Cette pression « sécuritaire » ne peut avoir que de graves conséquences en terme de santé publique. La peur des rafles aux alentours du centre ou même du camion est peut-être parfois disproportionnée mais elle représente par elle-même un obstacle aux soins. Conséquence de cette peur omniprésente, certains patients en viennent même à attribuer leur maux aux violences policières : une patiente qui a chuté il y a trois jours en fuyant la PAF, et s'est cognée au cou, présente une dysphagie depuis et attribue la douleur à la chute.
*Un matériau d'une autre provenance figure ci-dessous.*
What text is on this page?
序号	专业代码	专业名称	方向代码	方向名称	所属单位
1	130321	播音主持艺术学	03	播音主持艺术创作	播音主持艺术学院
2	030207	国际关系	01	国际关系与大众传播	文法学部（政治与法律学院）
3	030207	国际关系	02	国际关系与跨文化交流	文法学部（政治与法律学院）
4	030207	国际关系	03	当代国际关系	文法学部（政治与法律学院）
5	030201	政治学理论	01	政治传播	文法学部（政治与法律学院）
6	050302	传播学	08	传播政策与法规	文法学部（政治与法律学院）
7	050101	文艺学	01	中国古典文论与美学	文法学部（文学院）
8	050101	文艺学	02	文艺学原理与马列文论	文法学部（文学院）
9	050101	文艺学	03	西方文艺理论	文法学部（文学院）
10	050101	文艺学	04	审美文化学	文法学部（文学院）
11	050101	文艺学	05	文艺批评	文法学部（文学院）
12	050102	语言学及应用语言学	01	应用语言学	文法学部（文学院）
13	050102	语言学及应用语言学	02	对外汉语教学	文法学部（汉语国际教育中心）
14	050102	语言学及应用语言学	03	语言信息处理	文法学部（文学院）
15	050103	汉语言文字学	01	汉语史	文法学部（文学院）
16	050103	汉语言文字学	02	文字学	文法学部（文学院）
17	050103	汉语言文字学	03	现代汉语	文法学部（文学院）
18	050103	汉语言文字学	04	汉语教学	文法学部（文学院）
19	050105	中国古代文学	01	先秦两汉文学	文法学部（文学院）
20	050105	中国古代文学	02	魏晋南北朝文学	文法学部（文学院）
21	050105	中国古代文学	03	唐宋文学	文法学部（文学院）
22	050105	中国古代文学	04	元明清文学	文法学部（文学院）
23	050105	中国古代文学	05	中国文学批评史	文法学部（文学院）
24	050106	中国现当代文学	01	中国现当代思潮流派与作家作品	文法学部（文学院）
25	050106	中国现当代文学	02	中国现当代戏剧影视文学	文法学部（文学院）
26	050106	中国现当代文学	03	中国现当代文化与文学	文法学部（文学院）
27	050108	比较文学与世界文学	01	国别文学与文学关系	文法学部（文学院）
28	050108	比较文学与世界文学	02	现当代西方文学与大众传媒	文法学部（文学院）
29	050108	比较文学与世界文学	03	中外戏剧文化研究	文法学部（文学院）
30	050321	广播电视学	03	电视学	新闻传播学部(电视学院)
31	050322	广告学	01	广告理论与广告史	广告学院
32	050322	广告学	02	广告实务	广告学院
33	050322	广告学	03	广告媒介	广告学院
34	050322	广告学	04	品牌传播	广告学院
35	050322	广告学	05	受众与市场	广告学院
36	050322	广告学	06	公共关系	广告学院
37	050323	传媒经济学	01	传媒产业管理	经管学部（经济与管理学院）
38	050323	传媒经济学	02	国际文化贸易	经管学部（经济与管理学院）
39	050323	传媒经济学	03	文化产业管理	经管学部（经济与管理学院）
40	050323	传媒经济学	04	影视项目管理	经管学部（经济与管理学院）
Elle présente ce jour ... une magnifique angine sans rapport direct évidemment avec les violences policières.

 

 

Alerte de santé publique : à « Bandrajou-forêt » (arrivants les plus récents) le problème n'est plus l'accès à une eau de qualité mais à de l'eau tout court : les mamans nous expliquent qu'elles se restreignent sur l'eau de boisson... En bas du banga, le puits est à sec aux dernières nouvelles. Et la mise en service de la borne fontaine obtenue par les associations est toujours retardée... On passe d'un risque sanitaire (diarrhées, surinfections cutanées, etc...) à un problème de survie tout court... La PMI également nous a alerté sur des situations préoccupantes pour les enfants dans ce quartier le plus en difficultés.

 

Avec la fin de la saison humide, quand une  journées de consultation a pu être réalisée dans un quartier plus éloigné, nous rencontrons au camion une population plus âgée et plus porteuse de pathologies chroniques, et des personnes handicapées  (y compris des enfants que les parents n'amenaient pas spontanément en consultation au centre), tandis qu'au centre la consultation concerne surtout les jeunes mamans et leurs enfants.